Opinión

¿Reelección de Peña
en 2018?

Enrique Peña Nieto es un misterio para observadores del presente y lo será para los historiadores del futuro. Un hombre intelectualmente limitado que ha sido el más brillante estratega legislativo en décadas, logrando lo impensable: reformas transformadoras con un Congreso fragmentado. Adora los reflectores pero carece de esa campechanía y espontaneidad del político nato, quizá porque salirse del guión le ha salido muy caro en la era de YouTube. Es impresionantemente vanidoso (han vuelto los tiempos de El-Señor-Presidente-esto-y-aquello) pero permite que brillen sus colaboradores (¿Cuántas veces se habla de Luis Videgaray como la materia gris del régimen?).

Carlos Salinas de Gortari fue el último gran transformador. Llegó a la Presidencia joven (40 años) y dispuesto a hacer lo impensable. Peña juró el cargo con 45 años. Su agenda transformadora promoverá un fuerte despegue económico a partir de 2016-17. Es muy probable que entonces, como con Salinas en 1992-93, empiecen a cantar las sirenas reeleccionistas –música celestial para los oídos presidenciales.
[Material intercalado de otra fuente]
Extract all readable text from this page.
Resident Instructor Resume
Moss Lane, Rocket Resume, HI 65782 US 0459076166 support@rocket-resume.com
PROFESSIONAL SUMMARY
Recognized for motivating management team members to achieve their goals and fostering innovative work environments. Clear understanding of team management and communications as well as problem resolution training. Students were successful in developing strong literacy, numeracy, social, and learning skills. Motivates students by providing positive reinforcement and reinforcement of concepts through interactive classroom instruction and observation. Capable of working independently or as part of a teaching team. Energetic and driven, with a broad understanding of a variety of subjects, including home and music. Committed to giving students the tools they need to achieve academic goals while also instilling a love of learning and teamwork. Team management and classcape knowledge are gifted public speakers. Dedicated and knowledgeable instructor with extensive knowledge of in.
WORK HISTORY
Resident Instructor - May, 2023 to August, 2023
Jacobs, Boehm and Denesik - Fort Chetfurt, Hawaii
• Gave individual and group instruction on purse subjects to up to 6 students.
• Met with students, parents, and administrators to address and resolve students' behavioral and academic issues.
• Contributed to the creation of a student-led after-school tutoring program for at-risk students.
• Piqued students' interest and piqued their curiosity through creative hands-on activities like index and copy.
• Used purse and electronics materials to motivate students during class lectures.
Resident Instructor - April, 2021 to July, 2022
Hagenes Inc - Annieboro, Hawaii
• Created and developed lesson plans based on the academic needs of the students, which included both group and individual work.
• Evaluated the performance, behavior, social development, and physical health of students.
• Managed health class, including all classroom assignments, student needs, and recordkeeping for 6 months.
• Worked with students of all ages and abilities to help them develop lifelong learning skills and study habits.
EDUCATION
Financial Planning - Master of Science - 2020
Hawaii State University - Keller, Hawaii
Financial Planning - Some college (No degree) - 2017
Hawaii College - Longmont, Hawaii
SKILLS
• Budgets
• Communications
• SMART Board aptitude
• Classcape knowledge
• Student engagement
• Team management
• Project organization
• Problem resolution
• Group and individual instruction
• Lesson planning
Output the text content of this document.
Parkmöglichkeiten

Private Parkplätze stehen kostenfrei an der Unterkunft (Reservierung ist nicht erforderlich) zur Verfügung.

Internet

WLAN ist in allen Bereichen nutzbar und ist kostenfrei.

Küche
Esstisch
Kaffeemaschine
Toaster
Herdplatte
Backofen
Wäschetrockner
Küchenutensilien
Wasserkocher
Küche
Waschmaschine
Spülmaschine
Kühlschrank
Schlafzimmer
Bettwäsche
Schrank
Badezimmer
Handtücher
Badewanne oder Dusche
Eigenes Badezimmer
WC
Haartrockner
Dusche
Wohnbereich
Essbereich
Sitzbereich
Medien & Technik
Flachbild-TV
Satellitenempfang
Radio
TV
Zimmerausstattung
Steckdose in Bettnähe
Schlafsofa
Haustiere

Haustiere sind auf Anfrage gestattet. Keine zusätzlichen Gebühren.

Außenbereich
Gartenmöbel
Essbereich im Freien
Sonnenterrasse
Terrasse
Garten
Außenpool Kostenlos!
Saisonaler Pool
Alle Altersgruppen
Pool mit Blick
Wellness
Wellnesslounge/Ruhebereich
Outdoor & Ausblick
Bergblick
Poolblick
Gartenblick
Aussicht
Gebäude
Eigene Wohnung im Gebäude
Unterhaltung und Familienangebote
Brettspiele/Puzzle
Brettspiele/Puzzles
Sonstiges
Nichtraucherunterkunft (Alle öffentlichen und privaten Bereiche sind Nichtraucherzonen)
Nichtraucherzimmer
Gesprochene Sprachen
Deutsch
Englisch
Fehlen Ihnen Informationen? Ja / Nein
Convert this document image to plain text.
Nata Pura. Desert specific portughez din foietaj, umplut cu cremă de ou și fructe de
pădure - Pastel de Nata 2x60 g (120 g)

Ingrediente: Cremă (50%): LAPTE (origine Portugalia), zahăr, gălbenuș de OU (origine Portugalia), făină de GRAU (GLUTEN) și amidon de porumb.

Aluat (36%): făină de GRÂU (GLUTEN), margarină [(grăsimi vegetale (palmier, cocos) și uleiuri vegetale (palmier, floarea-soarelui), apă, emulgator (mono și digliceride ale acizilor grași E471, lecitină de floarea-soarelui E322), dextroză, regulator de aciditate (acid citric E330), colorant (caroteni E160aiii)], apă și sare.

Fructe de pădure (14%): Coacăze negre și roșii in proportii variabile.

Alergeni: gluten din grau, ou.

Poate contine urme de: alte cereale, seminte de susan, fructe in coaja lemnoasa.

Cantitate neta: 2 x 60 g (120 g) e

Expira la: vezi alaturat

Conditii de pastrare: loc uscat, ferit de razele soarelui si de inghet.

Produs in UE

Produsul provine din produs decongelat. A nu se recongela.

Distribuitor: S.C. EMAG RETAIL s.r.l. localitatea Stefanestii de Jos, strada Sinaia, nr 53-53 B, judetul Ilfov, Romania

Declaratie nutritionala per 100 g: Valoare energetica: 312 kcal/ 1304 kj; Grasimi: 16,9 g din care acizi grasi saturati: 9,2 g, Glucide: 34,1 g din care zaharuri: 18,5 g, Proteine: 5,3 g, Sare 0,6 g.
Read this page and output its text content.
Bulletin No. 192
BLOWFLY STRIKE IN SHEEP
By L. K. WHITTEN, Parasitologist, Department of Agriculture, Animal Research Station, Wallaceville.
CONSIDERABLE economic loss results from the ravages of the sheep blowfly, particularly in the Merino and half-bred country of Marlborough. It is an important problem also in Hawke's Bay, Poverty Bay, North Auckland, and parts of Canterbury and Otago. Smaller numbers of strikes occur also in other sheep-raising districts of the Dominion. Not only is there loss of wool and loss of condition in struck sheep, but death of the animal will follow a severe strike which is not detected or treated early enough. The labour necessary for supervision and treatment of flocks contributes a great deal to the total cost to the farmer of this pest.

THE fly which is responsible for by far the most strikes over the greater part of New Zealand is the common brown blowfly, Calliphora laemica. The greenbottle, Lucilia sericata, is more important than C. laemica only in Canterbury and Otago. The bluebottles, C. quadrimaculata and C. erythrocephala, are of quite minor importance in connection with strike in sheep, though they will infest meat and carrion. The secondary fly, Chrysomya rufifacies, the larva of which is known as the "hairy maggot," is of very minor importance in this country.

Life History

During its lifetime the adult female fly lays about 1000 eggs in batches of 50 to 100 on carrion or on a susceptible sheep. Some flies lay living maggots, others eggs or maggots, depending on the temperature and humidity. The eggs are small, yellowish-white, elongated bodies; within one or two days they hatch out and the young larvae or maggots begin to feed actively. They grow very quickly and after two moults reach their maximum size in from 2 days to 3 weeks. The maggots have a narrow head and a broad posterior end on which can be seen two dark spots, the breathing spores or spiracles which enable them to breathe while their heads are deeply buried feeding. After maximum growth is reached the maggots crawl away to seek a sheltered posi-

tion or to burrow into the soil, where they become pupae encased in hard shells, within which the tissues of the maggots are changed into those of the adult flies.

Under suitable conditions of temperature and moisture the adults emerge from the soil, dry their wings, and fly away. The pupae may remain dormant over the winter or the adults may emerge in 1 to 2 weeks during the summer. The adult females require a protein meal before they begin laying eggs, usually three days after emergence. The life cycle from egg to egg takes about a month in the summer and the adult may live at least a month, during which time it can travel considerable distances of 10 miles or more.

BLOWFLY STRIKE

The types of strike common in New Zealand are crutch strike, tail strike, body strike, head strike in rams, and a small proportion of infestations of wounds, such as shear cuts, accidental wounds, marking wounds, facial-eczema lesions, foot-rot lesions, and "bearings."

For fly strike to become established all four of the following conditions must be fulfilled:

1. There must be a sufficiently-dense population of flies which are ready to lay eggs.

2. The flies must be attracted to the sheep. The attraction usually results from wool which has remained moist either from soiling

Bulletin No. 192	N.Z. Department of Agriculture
Y, a diferencia del sexenio salinista, hay factores internos y externos que apoyarían la noción de reelección por una sola ocasión (sumando 12 años). Por una parte, por más que López Obrador se obstine en creer lo contrario, los votos se cuentan y cuentan. Salinas llegó a Los Pinos con la sombra del fraude. En 2018, de serle permitido presentarse de nuevo, Peña puede ser derrotado, como estuvo cerca de ocurrirle recientemente a Santos en Colombia y podría suceder con Dilma en Brasil.

América Latina presenta varios casos de naciones democráticas que cambiaron la ley para permitir a un presidente exitoso tener otro turno consecutivo en el cargo: Brasil (Fernando Henrique Cardoso), Colombia (Álvaro Uribe) o Argentina (Carlos Menem). Puede argumentarse que el andamiaje institucional de México es sólido, evitando fenómenos autoritarios como Chávez en Venezuela o Fujimori en Perú (que volvió a prohibir la reelección consecutiva después de la experiencia). Dicha solidez fue evidente durante la intentona golpista (no merece otro nombre) de AMLO en 2006.

Por otra parte, en el ámbito nacional, nociones constitucionales que parecían intocables como la explotación petrolera en manos del Estado o, de hecho, la no reelección consecutiva de legisladores federales, ya fueron modificadas en el huracán reformador peñista. Podría pensarse que lograr la modificación constitucional para permitir la reelección presidencial es imposible, pero lo mismo se decía sobre abrir el sector energético a la inversión extranjera.

¿Por qué no hacerlo? De entrada, porque 12 años son muchos. Los períodos presidenciales de 4-5 años se adaptan mejor a la reelección que el sexenio (como lo demostró el caso de Francia, que en 2000 redujo el período presidencial de septenio a quinquenio). Además, está el problema del presidente-candidato en un país en que cualquier atisbo de propaganda electoral por parte de alguien con un cargo público es causa de profunda sospecha. ¿Dónde acabaría el presidente y empezaría el aspirante?

Ni modo que Peña, en plena campaña reeleccionista en 2018, termine todo acto diciendo: “este programa es público, ajeno a cualquier partido político, incluyendo el mío. Tengo prohibido su uso para fines distintos a los establecidos en el programa”.

Una alternativa más realista, políticamente factible, sería permitir la reelección no consecutiva. Peña podría presentarse en 2024, con 58 años de edad, la misma que tenía Vicente Fox en 2000. La posibilidad de encabezar otro periodo de gobierno, como Alan García en Perú o Bachelet en Chile, estaría abierta sin todos los cuestionamientos de la reelección consecutiva.